What is a Security Token?
Security tokens are digitized versions of traditional stocks that are hosted on a blockchain. Companies issue stocks to allow investors to acquire a percentage of the ownership of the enterprise in exchange for money. Investors can purchase stocks on stock exchanges and secondary markets.
However, in recent times, more investors have participated in cryptocurrency markets on account of their higher accessibility and smaller participation costs.
Therefore, companies are considering using blockchain technology to issue digitized versions of their stocks and make them available for investors in the form of security tokens.
How do Security Tokens Work?
Security tokens are tokenized forms of shares or stocks that are issued by a public limited or listed company. Therefore, security token afford all the advantages of a traditional stock offering such as dividend payments, voting privileges, and profit sharing etc.
However, the tokenization process adds another layer of advantages for the prospect investors and also the issuers. Companies undertake the same regulatory process that is applicable for listing and issuing stocks on the traditional stock exchanges.
However, the firms can use private blockchain or other types of distributed ledgers to convert their shares in a tokenized form with advantages such as fractionalized purchases.
Security tokens may be listed on digital trading platforms that are accessible to investors in the form of websites, desktop software, and mobile applications.
Advantages of Security Tokens
Here are some visible benefits of security tokens, mentioned as under:
Security tokens are hosted on public ledger that brings more transparency for the retail investors that do not have access to the internal matters of an enterprise. Therefore, anyone can access the smart contracts on the platform to manage their token reserves, track the issuance, and manage their reserves.
Clearing time and delayed settlements are two of the biggest issues that are plaguing the stock investors. Tokenized stocks solve these issues by increase the settlement speed and removing barriers in delaying the clearing process.
In this manner, investors will be to purchase, sell, and trade stocks at a rapid pace allowing them to process large scale trades in near-instant transactions.

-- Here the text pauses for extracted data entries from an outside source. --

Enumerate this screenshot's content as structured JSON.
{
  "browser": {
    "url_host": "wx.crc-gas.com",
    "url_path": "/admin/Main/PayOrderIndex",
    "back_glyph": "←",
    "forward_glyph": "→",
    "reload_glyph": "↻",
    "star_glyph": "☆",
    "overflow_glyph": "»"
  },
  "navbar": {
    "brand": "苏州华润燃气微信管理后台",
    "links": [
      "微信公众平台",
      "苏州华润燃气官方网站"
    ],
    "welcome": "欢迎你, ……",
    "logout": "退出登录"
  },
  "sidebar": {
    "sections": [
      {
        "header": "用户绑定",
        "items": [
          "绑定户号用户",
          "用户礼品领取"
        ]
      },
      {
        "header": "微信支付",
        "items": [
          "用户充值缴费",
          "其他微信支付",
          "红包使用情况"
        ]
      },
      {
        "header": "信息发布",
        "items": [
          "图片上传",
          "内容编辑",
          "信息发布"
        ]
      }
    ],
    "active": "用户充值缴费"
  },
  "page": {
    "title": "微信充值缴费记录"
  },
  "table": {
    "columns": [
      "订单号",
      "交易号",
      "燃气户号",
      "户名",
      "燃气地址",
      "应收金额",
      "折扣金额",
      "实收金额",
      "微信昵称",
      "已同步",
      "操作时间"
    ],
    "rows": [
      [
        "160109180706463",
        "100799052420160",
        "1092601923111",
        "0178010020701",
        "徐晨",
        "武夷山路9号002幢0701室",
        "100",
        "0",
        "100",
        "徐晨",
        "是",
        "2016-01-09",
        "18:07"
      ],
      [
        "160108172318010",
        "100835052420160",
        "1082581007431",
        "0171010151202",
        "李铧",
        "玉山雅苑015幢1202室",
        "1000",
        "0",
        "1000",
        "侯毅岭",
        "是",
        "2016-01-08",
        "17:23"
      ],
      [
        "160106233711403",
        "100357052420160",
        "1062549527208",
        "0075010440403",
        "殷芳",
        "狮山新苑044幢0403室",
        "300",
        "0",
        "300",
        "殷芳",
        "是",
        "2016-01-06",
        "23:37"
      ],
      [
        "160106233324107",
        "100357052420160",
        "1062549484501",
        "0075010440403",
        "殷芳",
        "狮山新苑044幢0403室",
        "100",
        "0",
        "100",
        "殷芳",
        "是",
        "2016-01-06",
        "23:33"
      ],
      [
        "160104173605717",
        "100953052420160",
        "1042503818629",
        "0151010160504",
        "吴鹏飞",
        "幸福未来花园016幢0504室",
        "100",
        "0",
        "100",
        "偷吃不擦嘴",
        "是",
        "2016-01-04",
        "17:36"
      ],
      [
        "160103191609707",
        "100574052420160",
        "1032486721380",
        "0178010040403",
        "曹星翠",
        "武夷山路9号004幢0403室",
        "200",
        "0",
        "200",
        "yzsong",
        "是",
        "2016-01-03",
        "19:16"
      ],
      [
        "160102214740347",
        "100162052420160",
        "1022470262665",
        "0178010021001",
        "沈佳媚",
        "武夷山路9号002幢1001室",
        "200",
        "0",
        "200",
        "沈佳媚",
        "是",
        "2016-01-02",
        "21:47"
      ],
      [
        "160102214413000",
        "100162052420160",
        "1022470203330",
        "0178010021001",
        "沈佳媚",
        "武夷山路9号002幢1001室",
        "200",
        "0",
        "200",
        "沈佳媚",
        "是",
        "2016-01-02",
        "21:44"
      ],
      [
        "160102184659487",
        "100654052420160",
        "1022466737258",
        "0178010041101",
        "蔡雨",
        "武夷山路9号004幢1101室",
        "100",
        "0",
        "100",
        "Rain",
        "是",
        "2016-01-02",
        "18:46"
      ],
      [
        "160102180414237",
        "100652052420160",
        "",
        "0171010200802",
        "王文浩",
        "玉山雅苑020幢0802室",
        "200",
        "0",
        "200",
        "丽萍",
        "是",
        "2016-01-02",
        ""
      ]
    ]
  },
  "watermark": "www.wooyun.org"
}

The uptime for financial entities is limited meaning that traditional stock markets are only active during the business hours. It means that investors are unable to process any trades during the downtime on weekends and after working hours.
However, tokenized stocks are listed on the digital trading platform and they are traded around the clock and every day without taking breaks.
Tokenization is an option that is available for various forms of investment products such as real estate, art collections, commodities, and other forms of assets. Tokenization has the added benefit of fractionalization meaning that investors can purchase a smaller denomination for a fragment of its overall value.
In this manner, the market exposure of a given product increases at the same time the accessibility for investors is increased.
Security Tokens and Programmable Finance
The tokenization of stocks can bring a considerable change to the existing stock trading trends and economy. Enterprises can shift towards security tokens using blockchains and digital ledger technology.
At one end, tokenization solves the issues that arise from the centralization of the existing investment sectors. However, when private enterprises start creating isolated tokenization systems it can create a problem of compatibility and lack of interoperability.
Such a situation can lead to the elimination of industry-wide standardization that increases operating costs for associated businesses. At the same time, it can create accessibility issues for the investors and increase transaction completion delays for them.
This creates the demand for an interoperable network that unites different legacy system on a consolidated trading platform allowing faster transactions and ensuring financial autonomy for the investors.
Security tokens have many advantages as mentioned before. However, it is important to keep risk associated with them such as regulatory uncertainty, losses, unwarranted sales, and possible theft etc.